Tem sido um longo tempo ... tempo suficiente para que seus cabelos crescessem, para erguer uma relação séria com Stéfany e me esquecer completamente. Não tenho certeza do que está acontecendo dentro de mim, seja ou não amada por ele, não importa. Mas não é o fato de que é seus lábios que ele beija, ou o cabelo dela que ele acaricia ... O que me incomoda é que ele não se importa por ser uma mentira.

Ninguém sabe o que realmente acontece dentro de uma pessoa.

Que bobagem a minha, pensar que podemos dizer ou não quem gosta das pessoas.

Quando o filme entra em reta final e o sinal do intervalo toca, a maioria dos alunos correm para fora e poucos alunos ficam para terminar de verem o final do filme.

Leio as últimas palavras do ator no telão mentalmente:

Bang! Bang!

Você morreu!

Ele diz isso a si mesmo, olhando no espelho, enquanto as almas das pessoas que ele matou perturbam-no. Quantas vezes você disse isso? Será que você já se sentiu morto? No filme, o personagem Josh se vê na loucura de ter matado os seus colegas de escola quando ele se sente morto por dentro.

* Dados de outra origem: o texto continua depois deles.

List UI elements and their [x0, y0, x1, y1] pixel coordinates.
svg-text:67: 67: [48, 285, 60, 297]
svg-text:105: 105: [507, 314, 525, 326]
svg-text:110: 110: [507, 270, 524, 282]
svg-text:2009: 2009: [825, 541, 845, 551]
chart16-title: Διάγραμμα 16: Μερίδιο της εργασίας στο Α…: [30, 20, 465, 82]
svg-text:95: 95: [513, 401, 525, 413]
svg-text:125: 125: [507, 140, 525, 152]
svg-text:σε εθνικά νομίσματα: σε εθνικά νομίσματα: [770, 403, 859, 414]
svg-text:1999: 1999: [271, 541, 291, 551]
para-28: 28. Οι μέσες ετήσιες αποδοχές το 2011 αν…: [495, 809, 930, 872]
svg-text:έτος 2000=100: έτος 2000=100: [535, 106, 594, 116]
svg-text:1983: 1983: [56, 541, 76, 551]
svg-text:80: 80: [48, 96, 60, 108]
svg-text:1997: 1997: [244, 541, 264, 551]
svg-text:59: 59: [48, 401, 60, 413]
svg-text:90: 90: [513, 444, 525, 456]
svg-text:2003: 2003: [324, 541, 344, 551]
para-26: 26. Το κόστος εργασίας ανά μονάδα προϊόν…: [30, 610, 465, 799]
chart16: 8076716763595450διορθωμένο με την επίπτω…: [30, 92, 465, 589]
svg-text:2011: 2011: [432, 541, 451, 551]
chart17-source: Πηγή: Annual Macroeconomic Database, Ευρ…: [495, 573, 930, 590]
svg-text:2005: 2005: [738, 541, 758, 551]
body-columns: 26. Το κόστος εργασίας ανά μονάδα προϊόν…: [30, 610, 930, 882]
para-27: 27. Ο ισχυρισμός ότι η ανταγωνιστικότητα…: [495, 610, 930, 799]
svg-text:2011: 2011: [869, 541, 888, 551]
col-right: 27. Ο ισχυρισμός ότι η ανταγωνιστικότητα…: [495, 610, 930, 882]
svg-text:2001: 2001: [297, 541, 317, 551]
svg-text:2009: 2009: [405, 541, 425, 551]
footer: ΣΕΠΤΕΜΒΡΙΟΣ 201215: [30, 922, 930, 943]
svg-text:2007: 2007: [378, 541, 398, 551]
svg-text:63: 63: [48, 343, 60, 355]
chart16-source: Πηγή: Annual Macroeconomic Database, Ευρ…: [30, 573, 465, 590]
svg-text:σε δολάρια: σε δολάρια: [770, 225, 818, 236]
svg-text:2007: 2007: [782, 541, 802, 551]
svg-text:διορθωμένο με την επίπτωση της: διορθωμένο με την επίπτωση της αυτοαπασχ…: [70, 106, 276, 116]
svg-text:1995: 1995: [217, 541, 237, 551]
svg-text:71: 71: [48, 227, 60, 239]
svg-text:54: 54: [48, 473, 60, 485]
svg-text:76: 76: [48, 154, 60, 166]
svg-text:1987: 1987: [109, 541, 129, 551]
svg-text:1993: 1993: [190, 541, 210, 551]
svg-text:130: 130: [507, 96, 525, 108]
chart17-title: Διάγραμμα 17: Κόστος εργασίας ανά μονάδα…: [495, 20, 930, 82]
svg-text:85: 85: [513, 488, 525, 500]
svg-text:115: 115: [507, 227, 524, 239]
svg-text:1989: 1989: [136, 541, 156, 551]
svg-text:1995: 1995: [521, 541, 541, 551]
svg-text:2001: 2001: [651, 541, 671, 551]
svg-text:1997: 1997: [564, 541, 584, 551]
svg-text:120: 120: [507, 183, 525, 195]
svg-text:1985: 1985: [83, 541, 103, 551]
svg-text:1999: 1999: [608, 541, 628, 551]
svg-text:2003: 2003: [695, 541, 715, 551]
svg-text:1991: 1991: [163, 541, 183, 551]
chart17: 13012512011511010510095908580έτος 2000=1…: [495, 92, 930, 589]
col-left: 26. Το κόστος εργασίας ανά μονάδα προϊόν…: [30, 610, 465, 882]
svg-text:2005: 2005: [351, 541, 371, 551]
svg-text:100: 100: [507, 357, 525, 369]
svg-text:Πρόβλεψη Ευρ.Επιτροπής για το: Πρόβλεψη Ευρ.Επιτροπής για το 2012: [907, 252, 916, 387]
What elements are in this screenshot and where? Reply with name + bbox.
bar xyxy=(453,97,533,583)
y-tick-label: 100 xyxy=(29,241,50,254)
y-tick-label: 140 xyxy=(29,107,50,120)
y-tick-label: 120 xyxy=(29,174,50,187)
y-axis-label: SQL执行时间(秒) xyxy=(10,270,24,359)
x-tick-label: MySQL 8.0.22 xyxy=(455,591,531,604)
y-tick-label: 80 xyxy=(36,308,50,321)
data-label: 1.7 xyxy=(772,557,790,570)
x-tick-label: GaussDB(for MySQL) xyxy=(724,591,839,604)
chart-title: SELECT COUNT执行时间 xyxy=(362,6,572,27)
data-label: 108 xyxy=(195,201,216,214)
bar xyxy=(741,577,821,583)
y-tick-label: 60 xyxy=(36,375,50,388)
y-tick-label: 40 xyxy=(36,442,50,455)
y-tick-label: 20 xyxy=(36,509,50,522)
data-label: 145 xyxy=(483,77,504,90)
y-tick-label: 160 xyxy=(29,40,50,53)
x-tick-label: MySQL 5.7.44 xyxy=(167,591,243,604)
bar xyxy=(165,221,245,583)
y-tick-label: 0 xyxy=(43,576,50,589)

Matar uma pessoa não é justo, muito menos esclarecedor, mesmo assim, eu recomendaria que assistissem ao filme.

Saio da sala de vídeo e vejo Alice com o seu novo namorado. Ele não é de nenhuma equipe, mas faz parte da grade editorial do jornal da escola. Não sei o nome dele, mas sei que ele é chamado de D.S pelos corredores. A Angel mudou-se de escola, o Edgard e a Kate matem um relacionamento aberto e Stéfany, bem, ela está com o Noah.

Parece que todos se encaixaram num lugar, queria eu, saber como é se sentir parte de alguma coisa. Eu estou em um estado que se alguém me atingisse, não faria mal, porque tudo em mim já está praticamente morto de alguma forma. Como eu havia dito, algumas marcas são difíceis de serem apagadas.

Demorará um tempo até que eu esqueça o que aconteceu, assim como irá demorar um certo tempo até que as pessoas esqueçam a maneira maluca que eu reagi aquela "brincadeira. "

As coisas estão diferentes... Ou em outras palavras, mais intensas. Mas não se preocupe, eu estou bem. Bem...Insignificante, abandonada, vazia, confusa, deprimida, culpada, ofendida, paranoica... Estou em tantos estados sentimentais, que não sei mais o que é sentir- se apenas de um jeito.